What are your preferred tools for automating the deployment of machine learning model and ensuring margin control? Yeah. So I have, like, several tools. So, obviously, for automating the deployment of a machine learning model, I can, um, go and use the, um, basically so for version control, obviously, I will be using, um, GitHub or maybe, um, whatever, I mean, code versioning system the company is using. So right in my current organization, we are using Bitbucket. So that I will obviously use for version control of the code. And for automating deployment of the machine learning model, um, we can automate it via maybe Jenkins pipeline or, uh, maybe, you know, through GCP, whatever tool we are using, like, uh, you can we can use Google Cloud Platform or or maybe, uh, so let let me just remember. I I had used one more tool. Well, I have used. So I have used Yeah. So one of the tool is MLflow. MLflow, we can use for automating the deployment of a machine learning model. MLflow is, uh, one of the tool which, uh, right now we are using in in our current company. So that is one of the tool we can use for sure. And let me just remember one more, uh, I had in my mind. Just, uh, I'm thinking it. So we have workflow and Yeah. So or we can go for Terraform. Uh, so using Terraform also, like, once we have the Dockerfile and everything ready, then we can use a Terraform also to automate this entire process. So those are the tools, um, I will be definitely using.

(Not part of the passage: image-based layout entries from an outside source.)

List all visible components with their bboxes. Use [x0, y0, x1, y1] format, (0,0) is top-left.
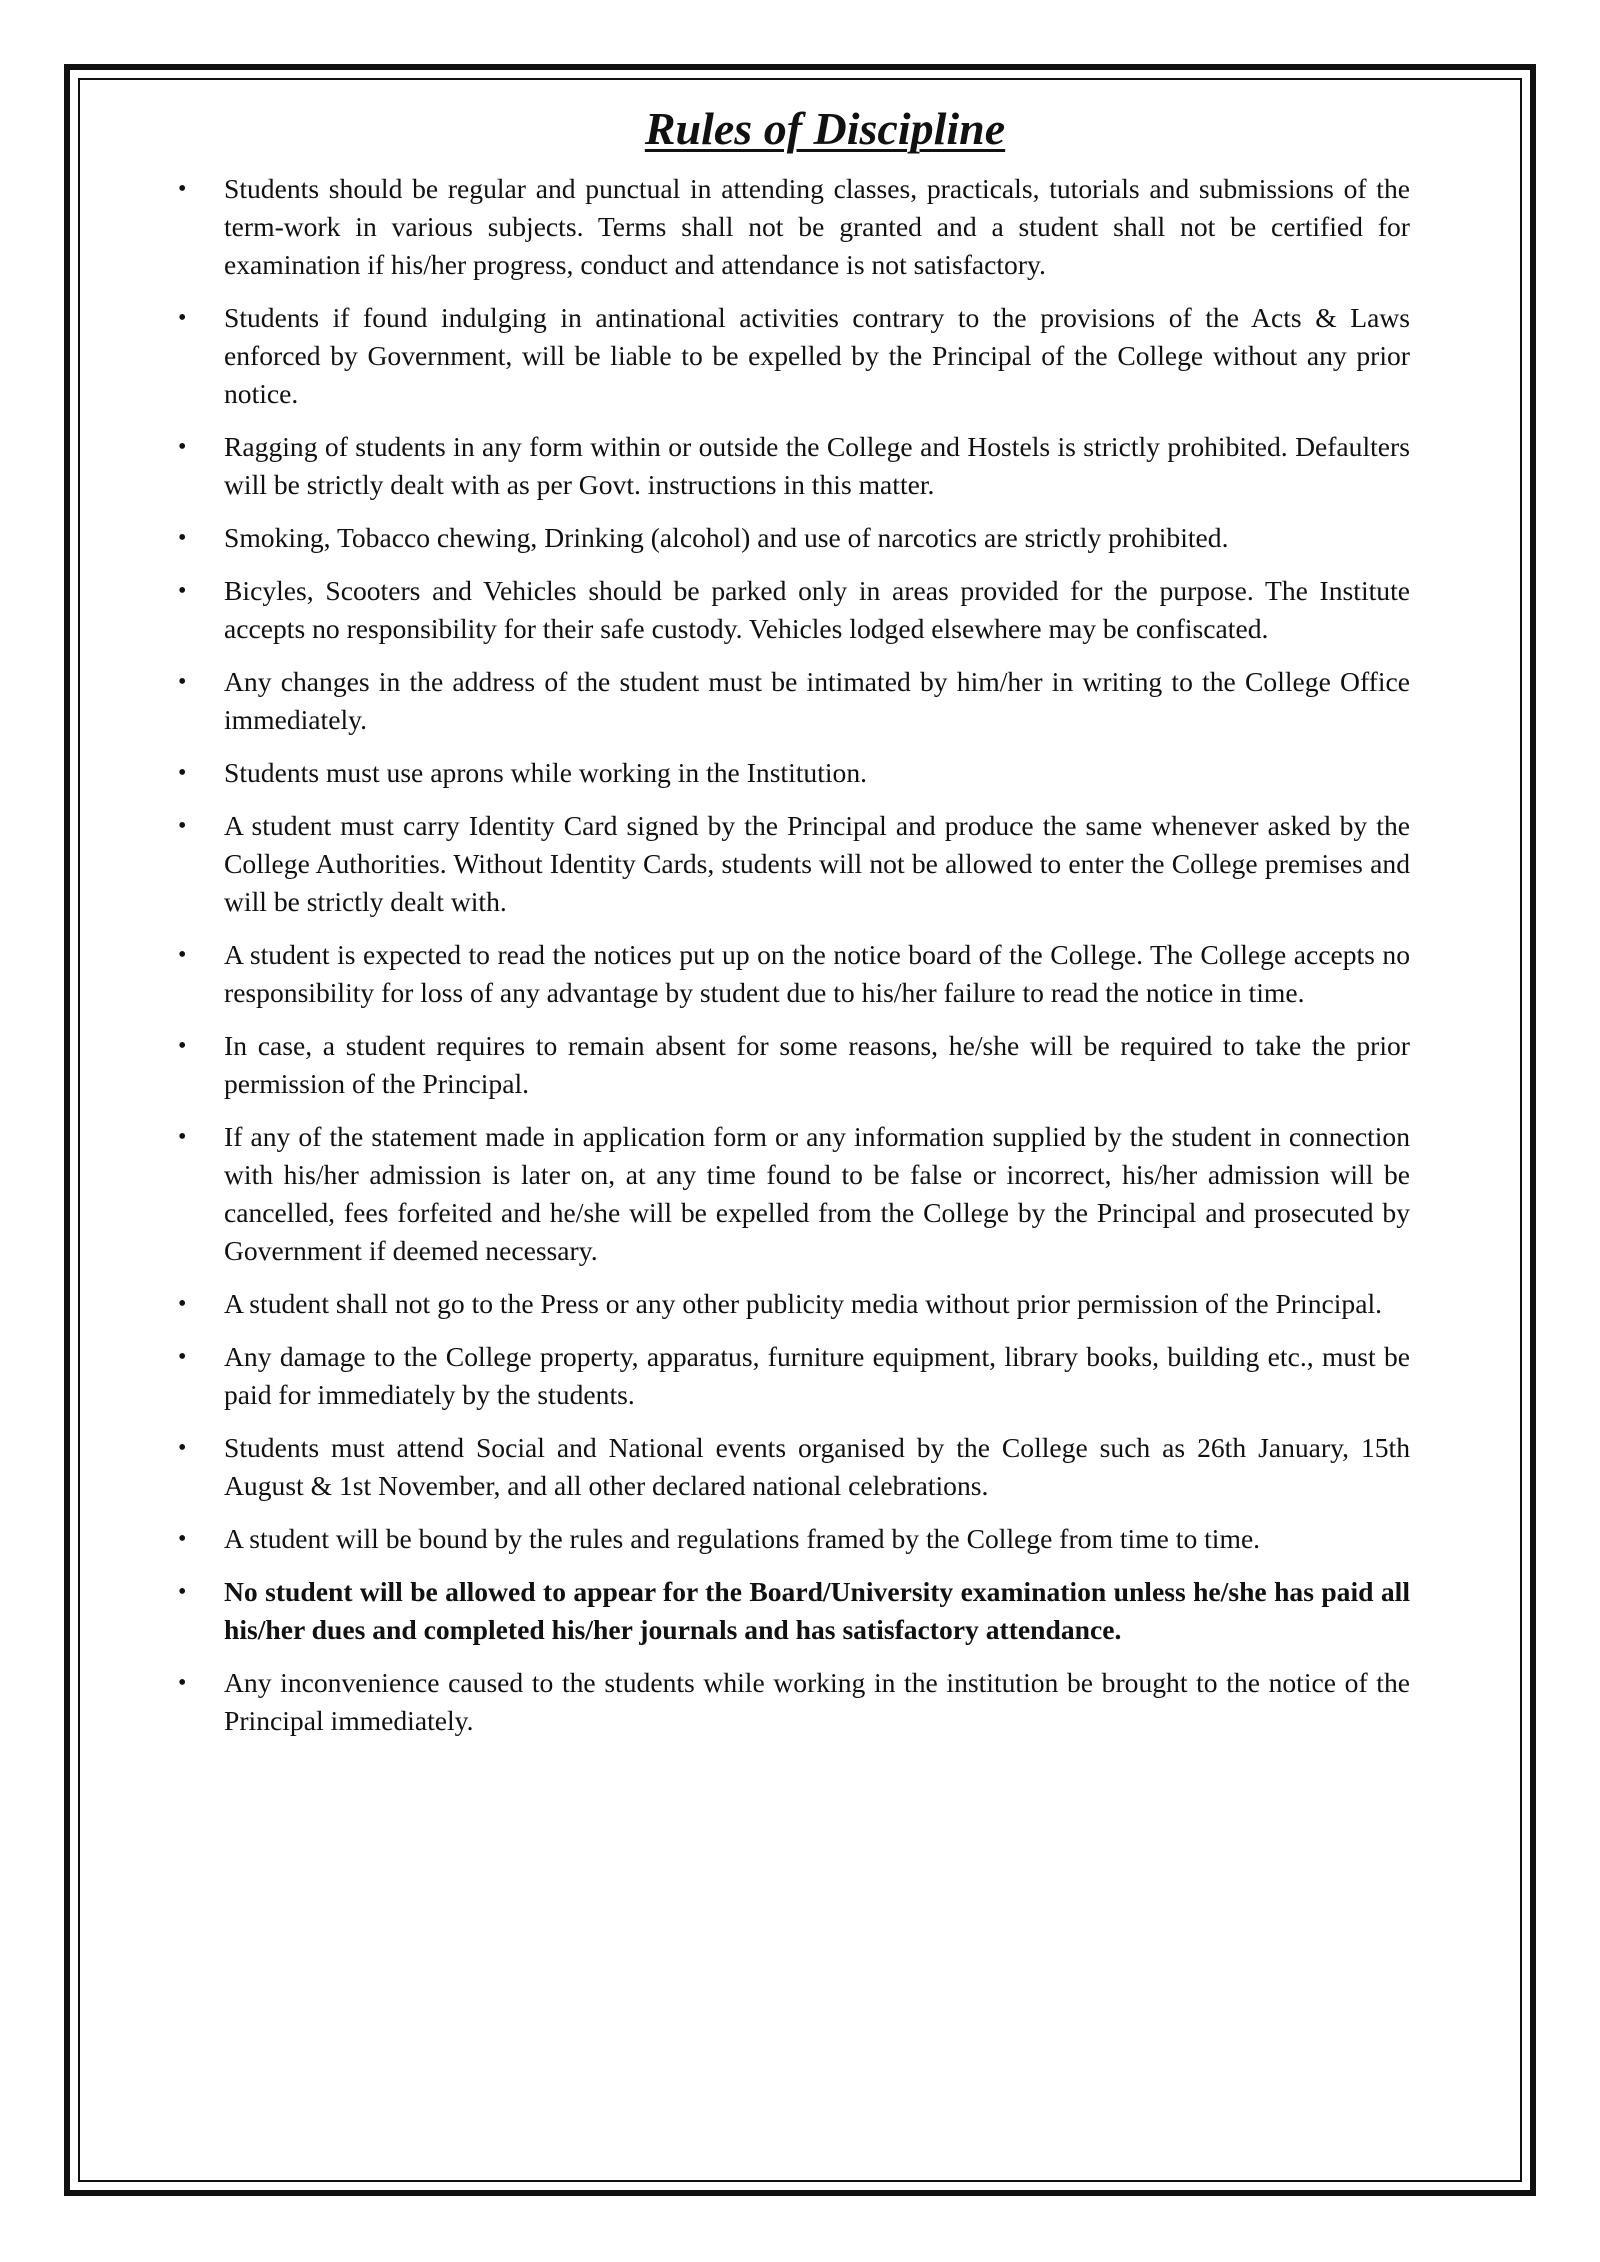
- rule-item: [160, 299, 1410, 413]
- rule-text: A student will be bound by the rules and regulations framed by the College from time to time.: [224, 1522, 1261, 1554]
- bullet-icon: •: [178, 1525, 187, 1552]
- rule-text: Smoking, Tobacco chewing, Drinking (alcohol) and use of narcotics are strictly prohibited.: [224, 521, 1229, 553]
- rule-text: No student will be allowed to appear for the Board/University examination unless he/she has paid all his/her dues and completed his/her journals and has satisfactory attendance.: [224, 1575, 1410, 1645]
- rule-text: Bicyles, Scooters and Vehicles should be parked only in areas provided for the purpose. The Institute accepts no responsibility for their safe custody. Vehicles lodged elsewhere may be confiscated.: [224, 574, 1410, 644]
- rule-item: [160, 1573, 1410, 1649]
- rule-item: [160, 754, 1410, 792]
- rule-item: [160, 1118, 1410, 1270]
- page-title: Rules of Discipline: [644, 103, 1006, 154]
- rule-text: Any changes in the address of the student must be intimated by him/her in writing to the College Office immediately.: [224, 665, 1410, 735]
- rule-item: [160, 519, 1410, 557]
- rule-item: [160, 1429, 1410, 1505]
- rule-item: [160, 170, 1410, 284]
- rule-text: Students must use aprons while working in the Institution.: [224, 756, 868, 788]
- rule-item: [160, 936, 1410, 1012]
- rule-text: Students must attend Social and National events organised by the College such as 26th January, 15th August & 1st November, and all other declared national celebrations.: [224, 1431, 1410, 1501]
- bullet-icon: •: [178, 577, 187, 604]
- rule-text: A student is expected to read the notices put up on the notice board of the College. The College accepts no responsibility for loss of any advantage by student due to his/her failure to read the notice in time.: [224, 938, 1410, 1008]
- rule-text: Students should be regular and punctual in attending classes, practicals, tutorials and submissions of the term-work in various subjects. Terms shall not be granted and a student shall not be certified for examination if his/her progress, conduct and attendance is not satisfactory.: [224, 172, 1410, 280]
- rule-item: [160, 428, 1410, 504]
- bullet-icon: •: [178, 759, 187, 786]
- rule-text: Any inconvenience caused to the students while working in the institution be brought to the notice of the Principal immediately.: [224, 1666, 1410, 1736]
- rule-item: [160, 1285, 1410, 1323]
- bullet-icon: •: [178, 1578, 187, 1605]
- rule-text: A student shall not go to the Press or any other publicity media without prior permission of the Principal.: [224, 1287, 1383, 1319]
- rule-item: [160, 1027, 1410, 1103]
- rule-text: In case, a student requires to remain absent for some reasons, he/she will be required to take the prior permission of the Principal.: [224, 1029, 1410, 1099]
- bullet-icon: •: [178, 1032, 187, 1059]
- rule-item: [160, 1520, 1410, 1558]
- bullet-icon: •: [178, 304, 187, 331]
- rule-item: [160, 1664, 1410, 1740]
- bullet-icon: •: [178, 668, 187, 695]
- rule-item: [160, 572, 1410, 648]
- rule-text: Students if found indulging in antinational activities contrary to the provisions of the Acts & Laws enforced by Government, will be liable to be expelled by the Principal of the College without any prior notice.: [224, 301, 1410, 409]
- bullet-icon: •: [178, 175, 187, 202]
- bullet-icon: •: [178, 812, 187, 839]
- rule-text: Any damage to the College property, apparatus, furniture equipment, library books, building etc., must be paid for immediately by the students.: [224, 1340, 1410, 1410]
- rule-item: [160, 1338, 1410, 1414]
- bullet-icon: •: [178, 1669, 187, 1696]
- bullet-icon: •: [178, 941, 187, 968]
- bullet-icon: •: [178, 1434, 187, 1461]
- rule-text: If any of the statement made in application form or any information supplied by the student in connection with his/her admission is later on, at any time found to be false or incorrect, his/her admission will be cancelled, fees forfeited and he/she will be expelled from the College by the Principal and prosecuted by Government if deemed necessary.: [224, 1120, 1410, 1266]
- rule-item: [160, 807, 1410, 921]
- rules-list: [160, 170, 1410, 1740]
- bullet-icon: •: [178, 1343, 187, 1370]
- bullet-icon: •: [178, 1123, 187, 1150]
- rule-text: Ragging of students in any form within or outside the College and Hostels is strictly prohibited. Defaulters will be strictly dealt with as per Govt. instructions in this matter.: [224, 430, 1410, 500]
- document-content: [160, 100, 1410, 1755]
- bullet-icon: •: [178, 433, 187, 460]
- rule-item: [160, 663, 1410, 739]
- rule-text: A student must carry Identity Card signed by the Principal and produce the same whenever asked by the College Authorities. Without Identity Cards, students will not be allowed to enter the College premises and will be strictly dealt with.: [224, 809, 1410, 917]
- bullet-icon: •: [178, 1290, 187, 1317]
- bullet-icon: •: [178, 524, 187, 551]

Yeah. How would I approach data versioning when working with large dataset in machine learning experiments? So, obviously, like, um, code versioning, model versioning, uh, we should go for data set versioning as well. So the data versioning, uh, I would go I will I will be using a tool, uh, DAG sub and, uh, MLflow for, um, data versioning. That that is my go to tool. And, uh, using that, I will ensure my whatever model I'm building. So whatever experiment I've done, so I will be ensuring that this dataset belongs to this belongs to this experiment. And if the dataset got changed and if, um, my model got changed, then using that deck sub and MLflow experiment tracking, I will use, uh, that particular, um, let's say, dataset version 2 and then ML model version 2. In that way, uh, I will be basically ensuring, okay, I have the, uh, proper data version as well as the proper um, model version.